I was at ‘The Towers’ working for Doctor Fred Walker. He had a surgery out at the other side of the road, some distance away. As kitchen maid I didn’t get out much. The housemaid used to take the child out, so she got out more.
I had a weekend off each month and then I’d go back home. No, I don’t think there were any trams. The doctor had a pony and trap and a groom to look after it.
No, I haven’t seen Upstairs, Downstairs . . . the people next door say I ought to look at it.”
Jane Bell, 7 March, 1974
This was my grandma on her 91st birthday, when we visited her at Sutton-cum-Lound in Nottinghamshire on Thursday, 7 March 1974, reminiscing about the brief period in her life when she worked in Wakefield. I’d been showing her Harold Speak and Jean Forrester’s book of photographs of Old Wakefield. From what she said, it’s hardly surprising that she didn’t have more memories of the city at that time.
By the time of the 1901 census she’d moved up to being cook, for a family in Sheffield, so her time in Wakefield must have been towards the end of the 1890s or 1900.
My grandma, Jane Bagshaw, met my grandad Robert Bell at a celebration of Queen Victoria’s Diamond Jubilee, on Tuesday June 15th 1897 at 3 o’clock at Serlby Park, Nottinghamshire. He was then aged 19, working as second coachman to the Galways at Serlby. Jane, a domestic servant was 14.
After living in Sheffield, the couple retired to Vine Cottage, Sutton-cum-Lound, near Retford, Nottinghamshire in the 1950s.

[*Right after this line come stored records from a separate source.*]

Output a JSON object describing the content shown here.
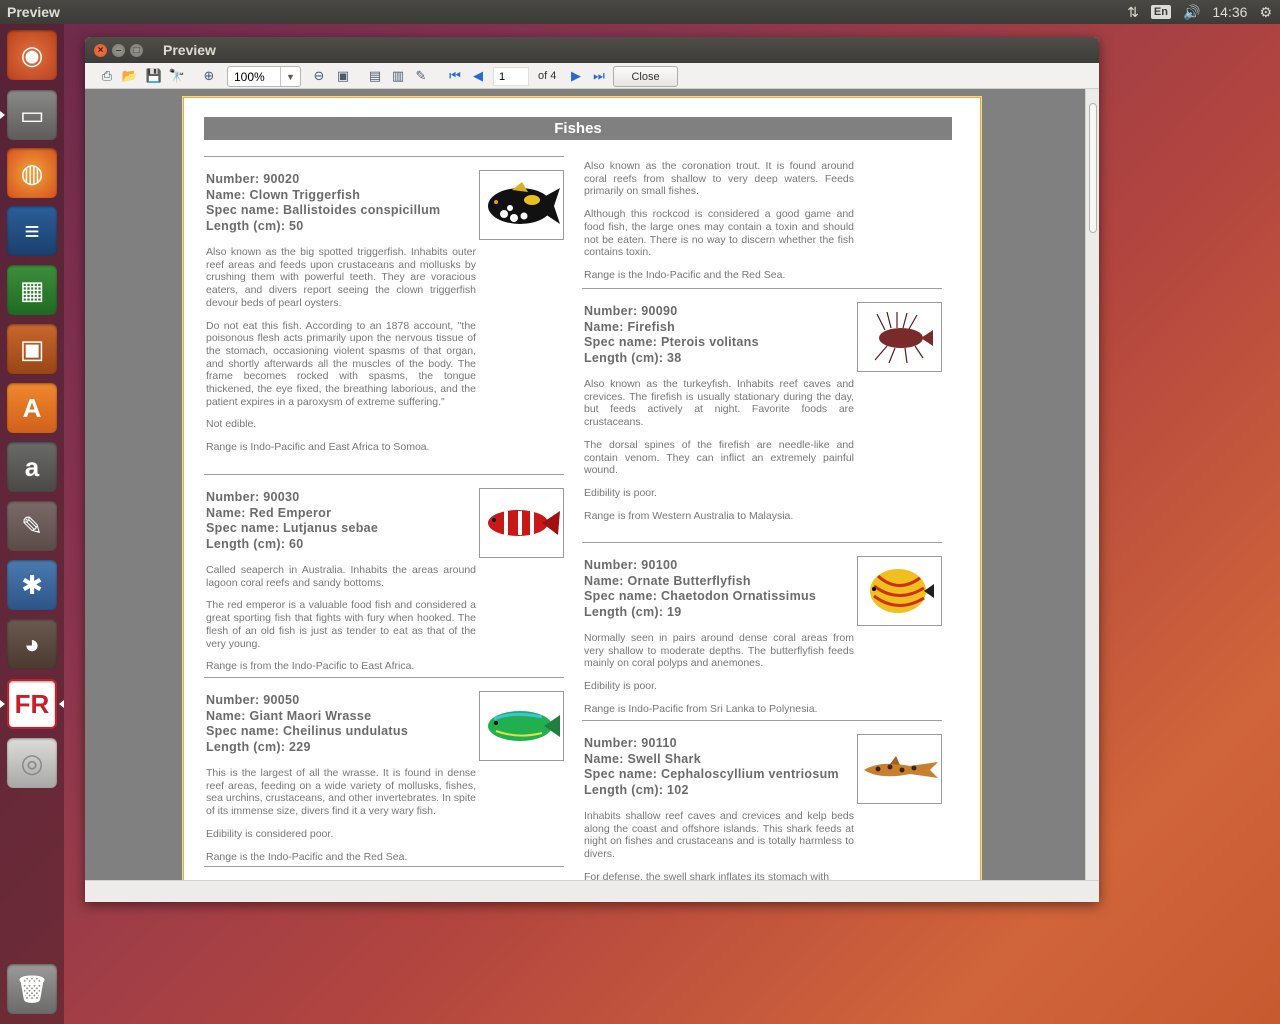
{
  "topbar": {
    "app_title": "Preview",
    "lang": "En",
    "time": "14:36"
  },
  "launcher": {
    "items": [
      "ubuntu-dash",
      "files",
      "firefox",
      "libreoffice-writer",
      "libreoffice-calc",
      "libreoffice-impress",
      "ubuntu-software-center",
      "amazon",
      "system-settings",
      "gnome-tweak",
      "gimp",
      "fastreport",
      "dvd",
      "trash"
    ]
  },
  "window": {
    "title": "Preview"
  },
  "toolbar": {
    "zoom": "100%",
    "page": "1",
    "of_label": "of 4",
    "close_label": "Close"
  },
  "report": {
    "title": "Fishes",
    "left": [
      {
        "number": "Number: 90020",
        "name": "Name: Clown Triggerfish",
        "spec": "Spec name: Ballistoides conspicillum",
        "length": "Length (cm): 50",
        "paras": [
          "Also known as the big spotted triggerfish.  Inhabits outer reef areas and feeds upon crustaceans and mollusks by crushing them with powerful teeth.  They are voracious eaters, and divers report seeing the clown triggerfish devour beds of pearl oysters.",
          "Do not eat this fish.  According to an 1878 account, \"the poisonous flesh acts primarily upon the nervous tissue of the stomach, occasioning violent spasms of that organ, and shortly afterwards all the muscles of the body.  The frame becomes rocked with spasms, the tongue thickened, the eye fixed, the breathing laborious, and the patient expires in a paroxysm of extreme suffering.\"",
          "Not edible.",
          "Range is Indo-Pacific and East Africa to Somoa."
        ]
      },
      {
        "number": "Number: 90030",
        "name": "Name: Red Emperor",
        "spec": "Spec name: Lutjanus sebae",
        "length": "Length (cm): 60",
        "paras": [
          "Called seaperch in Australia.  Inhabits the areas around lagoon coral reefs and sandy bottoms.",
          "The red emperor is a valuable food fish and considered a great sporting fish that fights with fury when hooked.  The flesh of an old fish is just as tender to eat as that of the very young.",
          "Range is from the Indo-Pacific to East Africa."
        ]
      },
      {
        "number": "Number: 90050",
        "name": "Name: Giant Maori Wrasse",
        "spec": "Spec name: Cheilinus undulatus",
        "length": "Length (cm): 229",
        "paras": [
          "This is the largest of all the wrasse.  It is found in dense reef areas, feeding on a wide variety of mollusks, fishes, sea urchins, crustaceans, and other invertebrates. In spite of its immense size, divers find it a very wary fish.",
          "Edibility is considered poor.",
          "Range is the Indo-Pacific and the Red Sea."
        ]
      }
    ],
    "right_top": [
      "Also known as the coronation trout.  It is found around coral reefs from shallow to very deep waters.  Feeds primarily on small fishes.",
      "Although this rockcod is considered a good game and food fish, the large ones may contain a toxin and should not be eaten.  There is no way to discern whether the fish contains toxin.",
      "Range is the Indo-Pacific and the Red Sea."
    ],
    "right": [
      {
        "number": "Number: 90090",
        "name": "Name: Firefish",
        "spec": "Spec name: Pterois volitans",
        "length": "Length (cm): 38",
        "paras": [
          "Also known as the turkeyfish.  Inhabits reef caves and crevices.  The firefish is usually stationary during the day, but feeds actively at night.  Favorite foods are crustaceans.",
          "The dorsal spines of the firefish are needle-like and contain venom.  They can inflict an extremely painful wound.",
          "Edibility is poor.",
          "Range is from Western Australia to Malaysia."
        ]
      },
      {
        "number": "Number: 90100",
        "name": "Name: Ornate Butterflyfish",
        "spec": "Spec name: Chaetodon Ornatissimus",
        "length": "Length (cm): 19",
        "paras": [
          "Normally seen in pairs around dense coral areas from very shallow to moderate depths.  The butterflyfish feeds mainly on coral polyps and anemones.",
          "Edibility is poor.",
          "Range is Indo-Pacific from Sri Lanka to Polynesia."
        ]
      },
      {
        "number": "Number: 90110",
        "name": "Name: Swell Shark",
        "spec": "Spec name: Cephaloscyllium ventriosum",
        "length": "Length (cm): 102",
        "paras": [
          "Inhabits shallow reef caves and crevices and kelp beds along the coast and offshore islands.  This shark feeds at night on fishes and crustaceans and is totally harmless to divers.",
          "For defense, the swell shark inflates its stomach with"
        ]
      }
    ]
  }
}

As you might guess from the photograph of them, standing amongst the hollyhocks in front of the cottage, they were the kind of grandparents that you might encounter in a children’s story.
Taking my cue from a prompt on the Start Writing Fiction course that I took this autumn, I’ve recalled some of the features of Vine Cottage, as I remember them from my childhood, from the late 1950s to the early 1960s, when they left the cottage and moved to a bungalow at the other end of the village.
Grandma’s Cupboard
The prompt on the fiction course was to write about ‘Grandma’s Cupboard’, so let’s start with the shelves in the narrow scullery at the back of the cottage.
Grandma lined the shelves with newspaper, cutting a decorative zig-zag on its trailing edge. My father saved copies of The Times for her. At that time it was a broadsheet consisting almost entirely of text so it gave the shelves a more uniform effect than her own Weekly News, a popular tabloid. She always saved The Weekly News for me because I liked the cartoons in it. And they would sometimes also pass on a copy of the Salvation Army’s newsletter, which featured a comic strip of The Adventures of Black Bob, featuring a hill shepherd and his faithful border collie.
My grandad, Robert Bell, always referred to my grandma Jane as Ginny. That name must have gone back a long way because, delving back into my family tree on Find My Past, I’ve found that she was entered on the 1901 census as ‘Jennie Bagshawe’ (in fact, that should be Bagshaw, but I think that extra ‘e’ adds a certain cachet).
Then aged 22, she was working as cook in the household of Helen Taylor, widow, alongside Clara Holmes, 21, housemaid, who was born in Eckington, Derbyshire. Also resident at Mrs Taylor’s was her son, Joseph G Taylor, aged 37, a saw manufacturer.
Sheffield was heavily bombed during the World War II Blitz so many of the homes of my ancestors, including my mum’s family home and my great-grandma’s home next door, were destroyed, so I was delighted to find that the house where grandma cooked so many meals was still intact, along with its gateposts.
I can imagine Jennie and Clara sharing the attic room. I once asked grandma what was involved in domestic work and she recalled that it was a long day, starting with setting the fires very early in the morning.
I remember that she was a good cook and it was amazing how she and Robert could create a Sunday dinner, Yorkshire puddings included, for seven at Vine Cottage with just a single ring on a paraffin primus stove and the oven in the cast iron range, heated by a coal fire. The kettle, with its handle insulated by string wound around it, went on some kind of a rack in front of the fire.
In 1975 or 76, I cooked her my signature dish at the time, lasagne, and I think that she was quite impressed. As she made her way back down the stairs from my first floor flat, she fell and rolled down several steps at the bottom of the first flight but just picked herself up on the landing, giggling. She was in her nineties at the time!
I once asked grandad why, as a country boy, with a job in the stables of a big house, he’d headed for Sheffield.
“Because a certain young lady had gone there!” he replied.
It’s all rather romantic and I’m glad he made the journey as, otherwise, I wouldn’t have been here today.
Now, thanks to Google Maps and Find my Past, I know where she worked at the time. Did she ever look out of that arched window and spot young Bob coming to call on her on her day off?